Federica de Cesco: Der englische Liebhaber

Liebe und Zerstörung nach dem Zweiten Weltkrieg

Federica de Cescos Roman fängt etwas betrübt an, mit traumatisierenden Bildern aus dem Zweiten Weltkrieg, die sich in die Erinnerung einer alten Frau fest eingebrannt haben. Bald schildert die Ich-Erzählerin, Anna, ihre persönlichen, schrecklichen Erlebnisse: Zwei Zeitebenen verlaufen parallel; ältere Ereignisse ab 1944 werden aus Annas Perspektive dargestellt, Ereignisse ab 1988 dagegen aus Charlottes Perspektive, sie ist Annas Tochter. Was jedoch Anna tatsächlich erlebte, kann ihre Tochter erst aus den alten Tagebüchern und Tonbändern ihrer Mutter – nach deren Tod – endlich erfahren.

Die Geschichte stellt nicht nur eine komplizierte Liebesgeschichte dar, sondern sie reflektiert auch die zerstörerische Kraft des Krieges.

Die Szenen sind gefühlvoll und vermitteln eine stets zunehmende Antikriegsstimmung.

Annas Schicksal ist reich an wechselnden Emotionen: Es gibt bittersüße Momente, Glück, Hoffnung, Verständnis, aber auch reichlich Angst, Verzweiflung und letztendlich eine entschlossene Abrechnung mit den Widrigkeiten eines einzelnen Lebens.
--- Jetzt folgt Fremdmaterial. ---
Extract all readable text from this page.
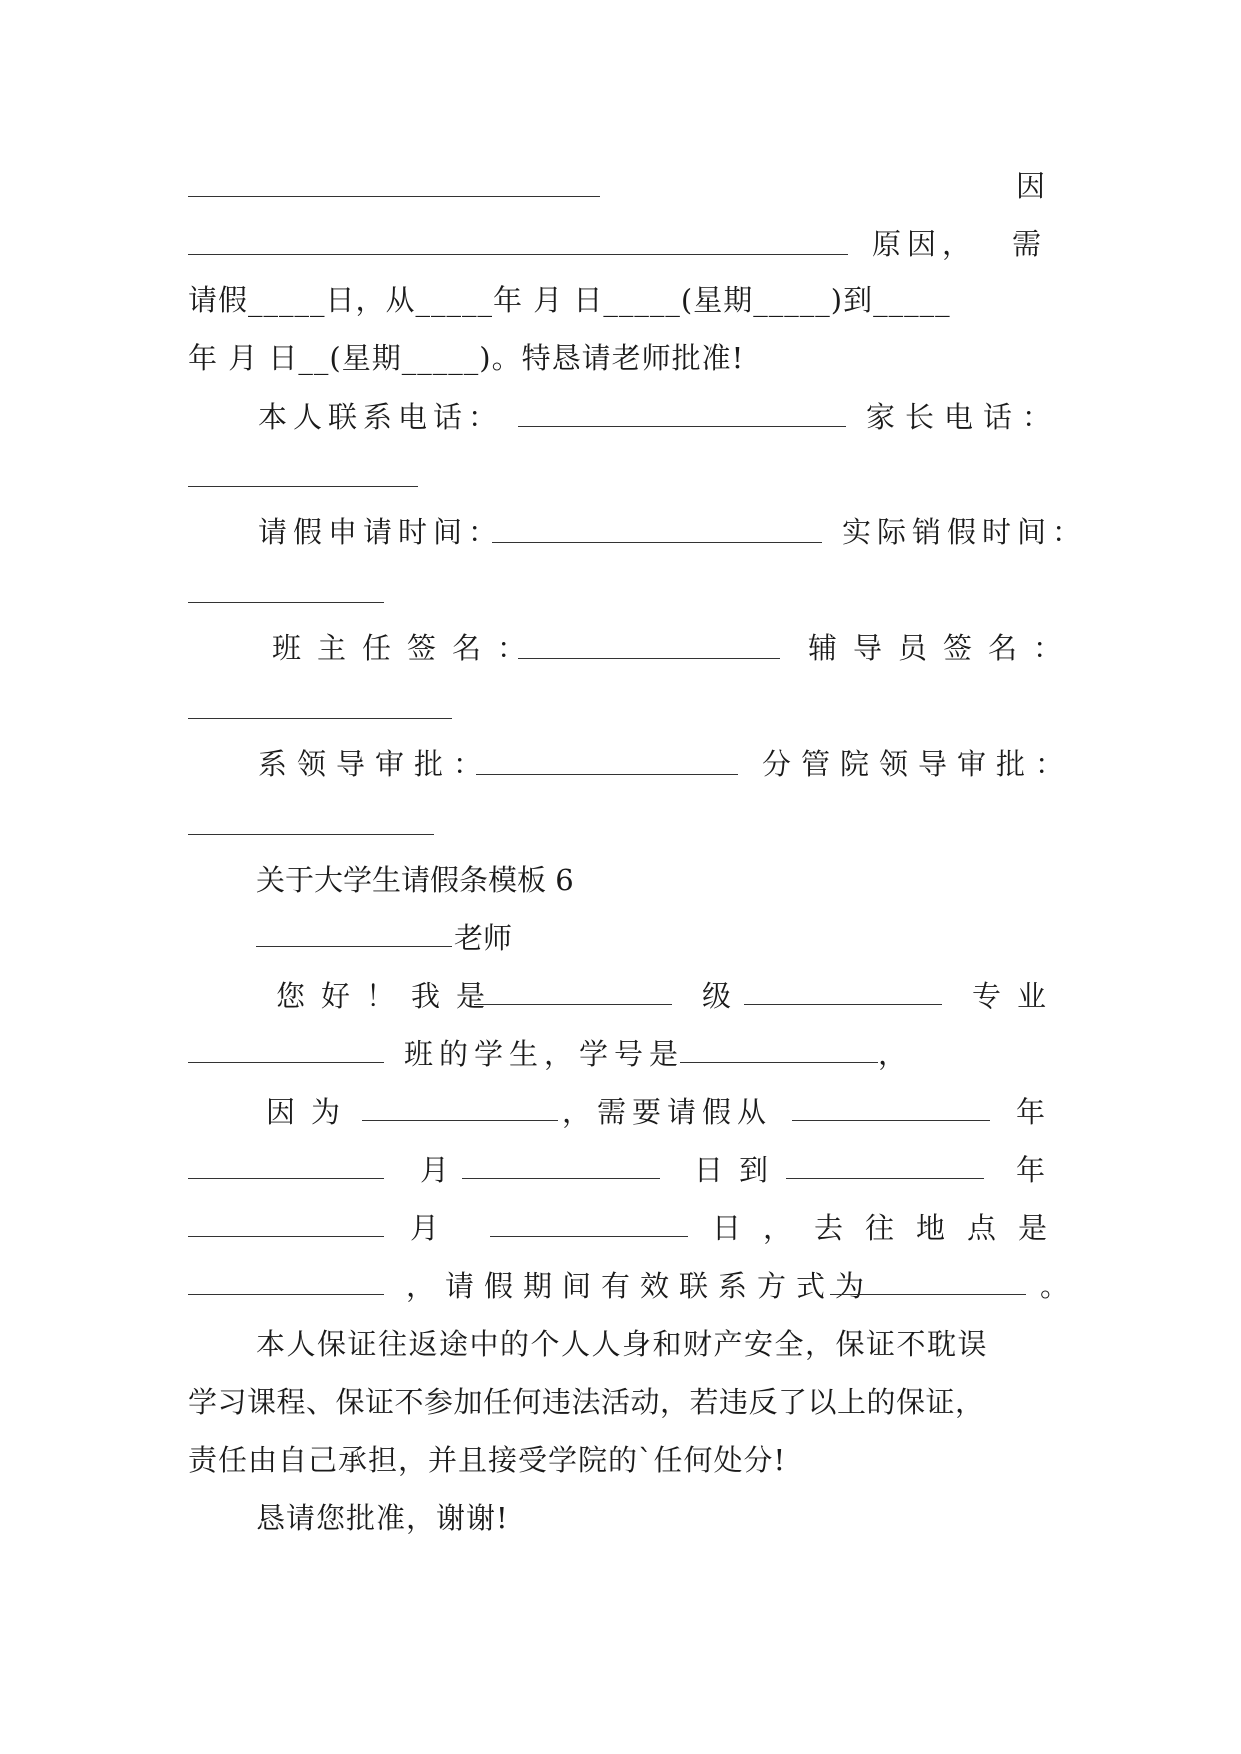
因
原因， 需
请假_____日，从_____年 月 日_____(星期_____)到_____
年 月 日__(星期_____)。特恳请老师批准!
本人联系电话：	家长电话：
请假申请时间：	实际销假时间：
班主任签名：	辅导员签名：
系领导审批：	分管院领导审批：
关于大学生请假条模板 6
老师
您好！我是	级	专业
班的学生，学号是	，
因为	，需要请假从	年
月	日到	年
月	日，去往地点是
，请假期间有效联系方式为	。
本人保证往返途中的个人人身和财产安全，保证不耽误
学习课程、保证不参加任何违法活动，若违反了以上的保证，
责任由自己承担，并且接受学院的`任何处分!
恳请您批准，谢谢!
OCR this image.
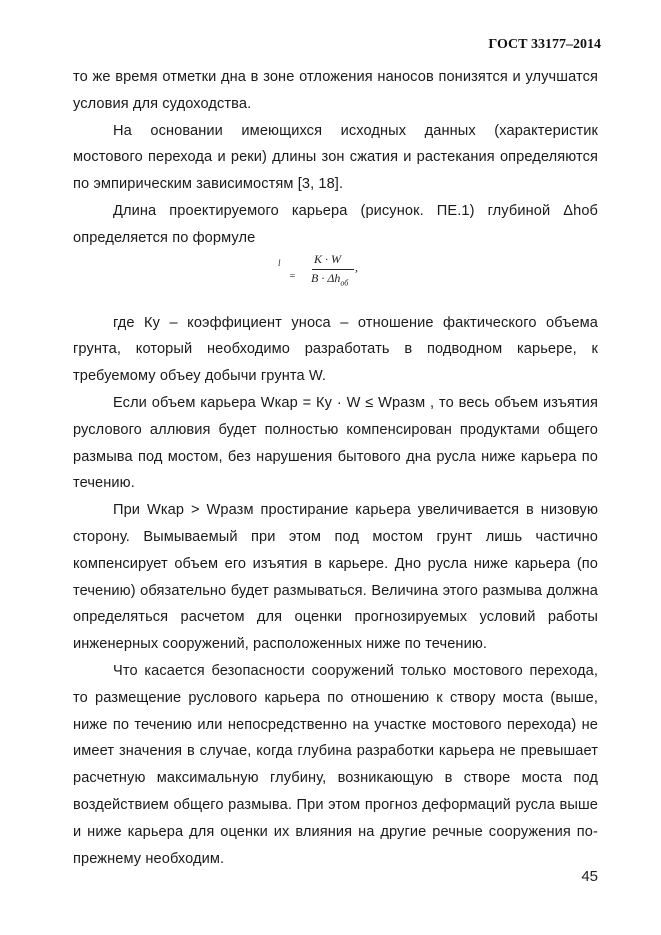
ГОСТ 33177–2014

то же время отметки дна в зоне отложения наносов понизятся и улучшатся условия для судоходства.

На основании имеющихся исходных данных (характеристик мостового перехода и реки) длины зон сжатия и растекания определяются по эмпирическим зависимостям [3, 18].

Длина проектируемого карьера (рисунок. ПЕ.1) глубиной Δhoб определяется по формуле

l
=
K · W
$B \cdot \Delta h_{об}$
,

где Ку – коэффициент уноса – отношение фактического объема грунта, который необходимо разработать в подводном карьере, к требуемому объеу добычи грунта W.

Если объем карьера Wкар = Ку · W ≤ Wразм , то весь объем изъятия руслового аллювия будет полностью компенсирован продуктами общего размыва под мостом, без нарушения бытового дна русла ниже карьера по течению.

При Wкар > Wразм простирание карьера увеличивается в низовую сторону. Вымываемый при этом под мостом грунт лишь частично компенсирует объем его изъятия в карьере. Дно русла ниже карьера (по течению) обязательно будет размываться. Величина этого размыва должна определяться расчетом для оценки прогнозируемых условий работы инженерных сооружений, расположенных ниже по течению.

Что касается безопасности сооружений только мостового перехода, то размещение руслового карьера по отношению к створу моста (выше, ниже по течению или непосредственно на участке мостового перехода) не имеет значения в случае, когда глубина разработки карьера не превышает расчетную максимальную глубину, возникающую в створе моста под воздействием общего размыва. При этом прогноз деформаций русла выше и ниже карьера для оценки их влияния на другие речные сооружения по-прежнему необходим.

45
Unter allen Umständen stellt die Erzählerin die Kraft einer wahrhaft leidenschaftlichen und über lange Jahre anhaltenden, hingebungsvollen Liebe in den Vordergrund, die stets Lebenskraft spendete, obwohl sie von äußeren Kräften in Grenzen gehalten wurde.

Die präzisen Beschreibungen bringen die Szenen nah. Die Grundstimmung ist melancholisch und in die allgegenwärtige Traurigkeit mischt sich nur gelegentlich ein Lichtblick. Die Spannung lässt dennoch nicht nach: Alte Geheimnisse, verdrängte Emotionen, politische Intrigen, Identitätssuche und der Umgang einer neuen Generation mit einer konfliktreichen, problematischen Erbschaft – das alles bietet „Der englische Liebhaber“.

Die Autorin überzeugt mit einer klaren, objektiven Sprache, wohldurchdachten analytischen Ableitungen zur angespannten Situation nach dem Zweiten Weltkrieg mithilfe ihrer authentischen Romanfiguren.